We are responsible for that part of Chinese GDP that we import. We buy the goods and are accountable for the pollution and depletion generated in China for their manufacturing. The pollution from China measured on the hill tops around San Francisco is in fact home made.

The effects of Climate change and resource depletion could lead to disastrous scenarios. The SPM [Summary for Policy Makers of the March 2007 The Fourth Assessment Report (AR4) by the IPCC (Intergovernmental Panel on Climate Change)] "is silent about these horror scenarios, since its brief is to stick to certainties. Humanity would be reduced to a small number of 'breeding pairs'". James Lovelock

We think surving "breeding pairs" of humans is wishful thinking of a man who has lost sight of realities. Since how many would that be, "a small number of breeding pairs", couples charged with the honourable task to make humankind survive after the total catastrophe and breakdown of society has hit? Bands of 100 people, or 1000 or 10,000, wandering about the empty spaces of tundra swamps? What would they eat? Extinct polar bears? With what tools and which skills? And the other 6 billion 599 million 990 thousand humans? Where did they go? How did they die? Such a flipping nonsense. In case of total collapse nobody will survive the last wars over the remaining pieces of bread and drops of clean drinking water. If some idiot would set off the bomb, it's over anyway.

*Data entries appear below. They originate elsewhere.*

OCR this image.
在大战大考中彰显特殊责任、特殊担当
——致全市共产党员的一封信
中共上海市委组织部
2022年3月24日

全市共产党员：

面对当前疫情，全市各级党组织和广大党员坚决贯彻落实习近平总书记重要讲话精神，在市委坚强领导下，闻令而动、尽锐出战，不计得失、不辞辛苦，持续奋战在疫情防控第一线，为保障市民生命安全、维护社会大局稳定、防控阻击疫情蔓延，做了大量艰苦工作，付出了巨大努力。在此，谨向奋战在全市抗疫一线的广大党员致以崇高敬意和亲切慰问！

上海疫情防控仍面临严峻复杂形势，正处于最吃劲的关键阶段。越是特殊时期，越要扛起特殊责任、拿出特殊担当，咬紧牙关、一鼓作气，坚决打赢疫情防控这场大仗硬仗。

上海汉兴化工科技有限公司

Lancaster believes in future, yet-to-be-invented technological solutions. CCS has "a proven potential" and:
    "It all comes down to the question of political will. The remarkable thing is that most of the things we need to do to prevent climate change are clear in their outline, even though one can argue over details. We need to insulate our houses, on a massive scale; find an effective form of taxing the output of carbon (rather than just giving tradeable credits to the largest polluters, which is what the EU did - a policy that amounted to a 30 billion euro grant to the continent's biggest polluters); spend a fortune on both building and researching renewable energy and DC power; spend another fortune on nuclear power; double or treble our spending on public transport; do everything possible to curb the growth of air travel; and investigate what we need to do to defend ourselves if the sea rises, or if food imports collapse. If we do that we may find that we develop the technologies that China and India will need. If we can show that it is possible to cut carbon output dramatically without trashing our economy - well, that might be the single most important thing we could do, far outweighing the actual impact of our emission reductions.

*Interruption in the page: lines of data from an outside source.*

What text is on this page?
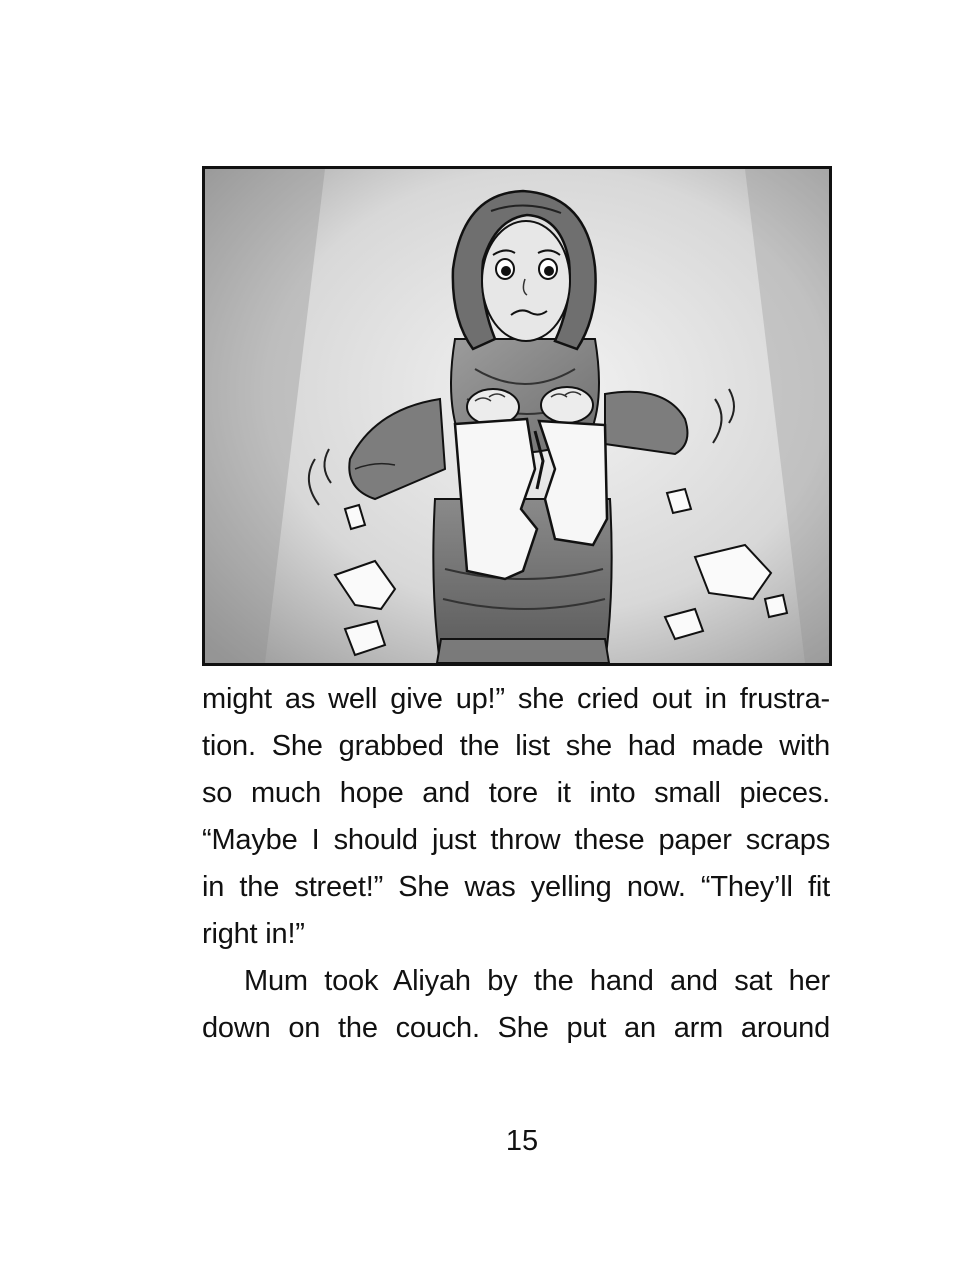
might as well give up!” she cried out in frustra-
tion. She grabbed the list she had made with
so much hope and tore it into small pieces.
“Maybe I should just throw these paper scraps
in the street!” She was yelling now. “They’ll fit
right in!”
Mum took Aliyah by the hand and sat her
down on the couch. She put an arm around
15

    The idea is that by paying it now we would be keeping the world's economy on track so that by 2050 the developed world would be 200 per cent richer and the developing world 400 per cent, while our emissions decline by 60 to 90 per cent and theirs increase by 25 to 50." (article)
The earth's resources" are endless, it seems. Transportation is all right, as long as it's not by SUV or in airplanes. We can boost the economy and become richer, have more consumption, and at the same time reduce emissions up to 90 per cent. Technology is free of charge, causes no depletion and no pollution. Those are the incredible claims, not only of Mr Lancaster but of the large majority of our academic, business and political opinion leaders.

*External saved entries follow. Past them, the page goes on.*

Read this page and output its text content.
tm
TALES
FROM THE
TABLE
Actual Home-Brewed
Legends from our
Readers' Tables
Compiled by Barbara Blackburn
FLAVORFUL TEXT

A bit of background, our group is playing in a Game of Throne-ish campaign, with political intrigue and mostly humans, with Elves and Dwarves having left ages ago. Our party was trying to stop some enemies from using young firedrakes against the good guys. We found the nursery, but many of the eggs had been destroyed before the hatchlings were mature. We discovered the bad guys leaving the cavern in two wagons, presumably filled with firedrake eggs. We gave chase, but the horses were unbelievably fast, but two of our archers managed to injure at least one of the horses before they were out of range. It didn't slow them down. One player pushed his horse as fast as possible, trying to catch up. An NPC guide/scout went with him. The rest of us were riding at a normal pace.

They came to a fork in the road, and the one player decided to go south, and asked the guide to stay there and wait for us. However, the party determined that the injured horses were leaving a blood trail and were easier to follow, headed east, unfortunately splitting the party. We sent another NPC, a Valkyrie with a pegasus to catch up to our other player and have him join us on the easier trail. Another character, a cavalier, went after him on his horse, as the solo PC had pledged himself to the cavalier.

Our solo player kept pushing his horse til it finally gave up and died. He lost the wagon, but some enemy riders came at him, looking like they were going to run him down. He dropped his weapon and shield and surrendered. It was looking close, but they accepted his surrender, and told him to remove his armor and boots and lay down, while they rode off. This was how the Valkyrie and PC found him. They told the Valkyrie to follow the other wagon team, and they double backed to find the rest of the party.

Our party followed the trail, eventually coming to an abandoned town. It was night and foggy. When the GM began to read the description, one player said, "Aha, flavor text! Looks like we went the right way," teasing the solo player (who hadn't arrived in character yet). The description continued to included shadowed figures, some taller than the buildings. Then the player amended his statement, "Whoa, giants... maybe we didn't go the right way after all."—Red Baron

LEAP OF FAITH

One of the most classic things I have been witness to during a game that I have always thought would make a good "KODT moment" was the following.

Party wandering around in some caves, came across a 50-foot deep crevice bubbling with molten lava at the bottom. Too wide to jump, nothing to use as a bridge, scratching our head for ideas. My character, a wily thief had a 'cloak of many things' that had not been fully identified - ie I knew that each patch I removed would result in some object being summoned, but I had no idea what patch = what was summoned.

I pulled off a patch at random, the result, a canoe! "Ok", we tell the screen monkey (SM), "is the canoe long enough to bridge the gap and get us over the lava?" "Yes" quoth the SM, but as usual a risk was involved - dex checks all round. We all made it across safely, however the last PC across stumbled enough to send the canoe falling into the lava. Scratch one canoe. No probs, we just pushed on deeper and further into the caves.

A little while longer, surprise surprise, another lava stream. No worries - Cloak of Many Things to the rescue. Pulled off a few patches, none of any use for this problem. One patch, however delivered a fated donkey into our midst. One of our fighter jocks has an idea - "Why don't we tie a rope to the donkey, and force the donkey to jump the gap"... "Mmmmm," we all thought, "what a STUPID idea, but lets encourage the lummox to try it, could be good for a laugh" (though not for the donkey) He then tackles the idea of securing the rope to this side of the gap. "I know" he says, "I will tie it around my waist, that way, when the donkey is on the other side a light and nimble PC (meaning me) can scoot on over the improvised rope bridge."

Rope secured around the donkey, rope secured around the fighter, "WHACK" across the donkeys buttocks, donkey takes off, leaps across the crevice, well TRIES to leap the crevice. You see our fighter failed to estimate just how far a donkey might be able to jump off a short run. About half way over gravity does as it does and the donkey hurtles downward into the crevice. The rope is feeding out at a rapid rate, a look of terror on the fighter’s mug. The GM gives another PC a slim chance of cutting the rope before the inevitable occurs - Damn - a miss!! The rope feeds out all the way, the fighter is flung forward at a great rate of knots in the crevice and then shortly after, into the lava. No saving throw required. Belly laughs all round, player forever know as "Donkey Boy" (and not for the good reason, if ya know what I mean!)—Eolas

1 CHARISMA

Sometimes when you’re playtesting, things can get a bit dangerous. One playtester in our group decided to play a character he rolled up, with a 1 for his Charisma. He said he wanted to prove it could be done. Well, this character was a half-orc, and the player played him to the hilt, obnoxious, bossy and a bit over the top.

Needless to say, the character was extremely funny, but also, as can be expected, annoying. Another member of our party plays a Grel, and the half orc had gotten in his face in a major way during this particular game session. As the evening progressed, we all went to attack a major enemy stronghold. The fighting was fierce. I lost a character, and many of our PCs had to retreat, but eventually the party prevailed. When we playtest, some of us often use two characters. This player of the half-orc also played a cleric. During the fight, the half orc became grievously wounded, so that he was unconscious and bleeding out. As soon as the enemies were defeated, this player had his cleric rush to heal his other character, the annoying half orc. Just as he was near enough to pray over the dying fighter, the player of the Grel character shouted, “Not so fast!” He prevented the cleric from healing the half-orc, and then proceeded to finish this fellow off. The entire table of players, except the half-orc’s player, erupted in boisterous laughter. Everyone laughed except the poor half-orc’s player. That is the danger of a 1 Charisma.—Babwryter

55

It's depressing to read yet another piece of saving the world with business as usual. The more we read this stuff, the more we believe that the realisation the hard facts and the stark measures that are needed is just too much and far too scary. The escape route is into irrealities, fancy solutions, dematerialisation and the like.

Everybody talks of climate change - we talk of a manifest overuse of resources (overshoot) and the urgent need to scale down our consumption levels, become slower, localise life, produce goods that last a lifetime and longer, and reduce population size.

Growth is suicidal. Contraction offers survival.